Cour d'Assises : un ancien magistrat poursuivi pour viols présumés

Par 20/10/2021 - 09:37 • Mis à jour le 20/10/2021 - 09:37

La cour d'assises de Basse-Terre va devoir se pencher aujourd'hui et demain sur le cas d'un beau-père soupçonné d'avoir commis des viols sur ces deux belles filles âgés au moment des faits de moins de 15 ans.

    Cour d'Assises : un ancien magistrat poursuivi pour viols présumés

Jean-Pierre LANDI, 64 ans, ancien magistrat à la Chambre Régionale des Comptes, aujourd'hui à la retraite, comparaîtra libre, sous contrôle judiciaire. L'accusé avait tout de même effectué une année en détention préventive entre le 14 avril 2017 et le 4 avril 2018. Bien que les deux victimes présumées étaient mineures au moment des faits, les parties civiles dont la mère des deux jeunes filles, ex compagne de l'accusé, souhaitent que les débats soient publics et ne réclameront pas le huis clos.

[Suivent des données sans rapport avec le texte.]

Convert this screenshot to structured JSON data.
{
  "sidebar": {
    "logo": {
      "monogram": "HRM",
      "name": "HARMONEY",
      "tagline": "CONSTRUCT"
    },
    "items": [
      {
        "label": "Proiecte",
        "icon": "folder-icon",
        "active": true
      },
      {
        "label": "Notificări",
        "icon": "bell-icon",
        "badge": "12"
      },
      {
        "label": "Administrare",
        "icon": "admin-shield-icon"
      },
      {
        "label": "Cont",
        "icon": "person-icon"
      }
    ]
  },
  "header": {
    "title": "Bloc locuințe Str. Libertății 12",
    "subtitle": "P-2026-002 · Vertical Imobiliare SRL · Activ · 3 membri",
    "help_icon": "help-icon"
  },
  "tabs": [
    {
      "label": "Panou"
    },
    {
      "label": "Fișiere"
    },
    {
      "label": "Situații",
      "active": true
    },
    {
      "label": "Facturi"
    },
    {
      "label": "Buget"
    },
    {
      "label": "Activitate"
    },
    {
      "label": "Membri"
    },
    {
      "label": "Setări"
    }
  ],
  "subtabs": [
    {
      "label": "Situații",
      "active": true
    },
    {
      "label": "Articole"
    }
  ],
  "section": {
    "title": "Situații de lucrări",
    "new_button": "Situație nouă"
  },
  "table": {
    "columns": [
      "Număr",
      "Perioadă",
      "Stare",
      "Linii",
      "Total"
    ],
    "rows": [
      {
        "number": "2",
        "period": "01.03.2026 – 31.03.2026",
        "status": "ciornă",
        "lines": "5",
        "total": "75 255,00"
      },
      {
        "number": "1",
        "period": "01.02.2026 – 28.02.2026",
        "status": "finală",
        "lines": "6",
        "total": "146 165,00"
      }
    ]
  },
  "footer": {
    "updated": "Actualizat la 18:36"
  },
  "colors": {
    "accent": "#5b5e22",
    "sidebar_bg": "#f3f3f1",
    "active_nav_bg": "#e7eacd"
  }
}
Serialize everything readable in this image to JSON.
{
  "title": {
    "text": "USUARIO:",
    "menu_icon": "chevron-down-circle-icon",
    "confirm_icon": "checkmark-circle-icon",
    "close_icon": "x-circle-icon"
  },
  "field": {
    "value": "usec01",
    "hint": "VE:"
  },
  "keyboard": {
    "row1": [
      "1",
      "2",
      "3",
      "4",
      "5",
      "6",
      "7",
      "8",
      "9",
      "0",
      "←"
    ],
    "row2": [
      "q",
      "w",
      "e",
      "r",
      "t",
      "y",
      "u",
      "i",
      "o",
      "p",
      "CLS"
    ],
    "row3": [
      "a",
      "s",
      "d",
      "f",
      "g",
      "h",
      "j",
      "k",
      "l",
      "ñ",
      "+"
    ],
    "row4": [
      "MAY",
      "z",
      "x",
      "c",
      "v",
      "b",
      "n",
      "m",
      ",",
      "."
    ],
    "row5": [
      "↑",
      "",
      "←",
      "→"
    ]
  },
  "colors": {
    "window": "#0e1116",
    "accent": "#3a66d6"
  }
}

C'est un dossier à la fois délicat et douloureux auquel seront confrontés aujourd'hui et demain les jurés de la cour d'assises. Ils vont devoir juger un homme aujourd'hui âgé de 64 ans et qui il y a 10 ans et pendant 7 ans, est soupçonné d'avoir abusé et violé ses deux belles filles âgées de moins de 15 ans lorsque les faits auraient débutés. Ce sont les enfants devenues depuis adultes qui auraient dénoncés les agissements de l'ex compagnon de leur mère qui vivait sous le même toit qu'elles. 
 
Elles en auraient parlé à plusieurs de leurs camarades dont certains les auraient orienté vers le Centre Médico Psychologique de Basse-Terre. Structure qui fort des témoignages des deux victimes présumées allait contacter la gendarmerie de Trois-Rivières le 10 avril 2017, commune de résidence de la famille. Gendarmes qui allaient ce même jour recevoir les plaintes des enfants et de leur mère. 
 
Les accusations portées contre Jean-Pierre LANDI allaient conduire à l'interpellation de celui ci qui au terme de sa garde à vue allait être placé en détention provisoire dès le 14 avril de la même année. Statut qu'il allait garder pendant un an. Placé sous contrôle judiciaire depuis le 4 avril 2018, c'est libre que l'accusé comparaîtra aujourd'hui et demain pour être jugé. L'ex compagne de l'accusé et ses deux filles se sont constituées parties civiles. Elles entendent dénoncer les agissements qu'elles reprochent à celui avec lequel elles ont vécu, en toute confiance, durant de longues années.
 
Un passé aujourd'hui qui refait surface mais cette fois avec de nombreuses zones d'ombre qu'il faudra éclairer. Et de préférence en public, car les parties civiles n'entendent pas réclamer le huis clos comme elles auraient pu le faire.